What are you gonna do?
I'd rather start early to have a migration path, even if it is just for negotiation purposes. And if it's someone who has the resources to that, it's large customers.
alephnerd|1 year ago
All vendors do this - you can't escape it. This is why companies began leaving for the Cloud - sure it's upfront more expensive, but the negotiations are not as protracted.
benterix|1 year ago
I don't get your point here: if you mean the public cloud, it's the synonym of vendor lock-in now.
markus_zhang|1 year ago
mbesto|1 year ago
yokaze|1 year ago
Haven't worked yet with IBM, but if they are of equal level, then I'd rather avoid them.
But since you say IBM, they have IBM Cloud Manager, and through Redhat also an Openstack offer, and with Openshift a K8S offer. Various vendors offer either or both.

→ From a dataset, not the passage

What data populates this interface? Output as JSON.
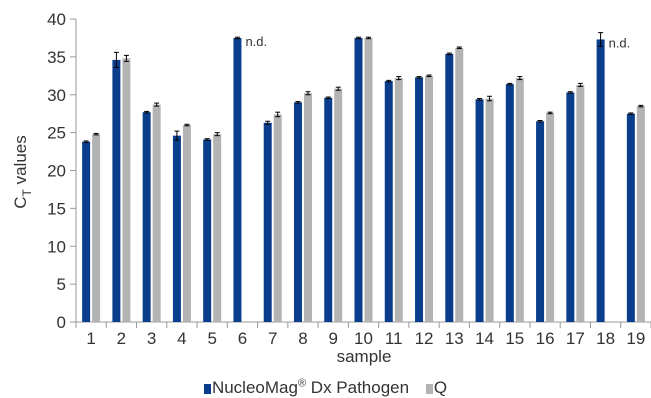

There are also companies which operate internal cloud providers for other companies. Various public cloud providers offer you to operate your datacenter with their API in-hose.
Yes, it comes with their hardware, but guess what, in three years chances are half of your hardware is deprecated and has been replaced anyway.
Yes, all that requires effort. Considerable effort. But it is a one-time effort (i.e. fixed costs) compared to a X-fold increase of licensing costs. So, you look at the ROI, consider the risk of having that degree of exposure, and guess what...
To reiterate: It doesn't have to be all in one go, it doesn't mean it has to be all of it. Maybe some of your payload will always stay on vmware, but thinking you can ask the big companies for 20x the license costs, and expect 20x the revenue is rather odd.
You may guess, where I know that from.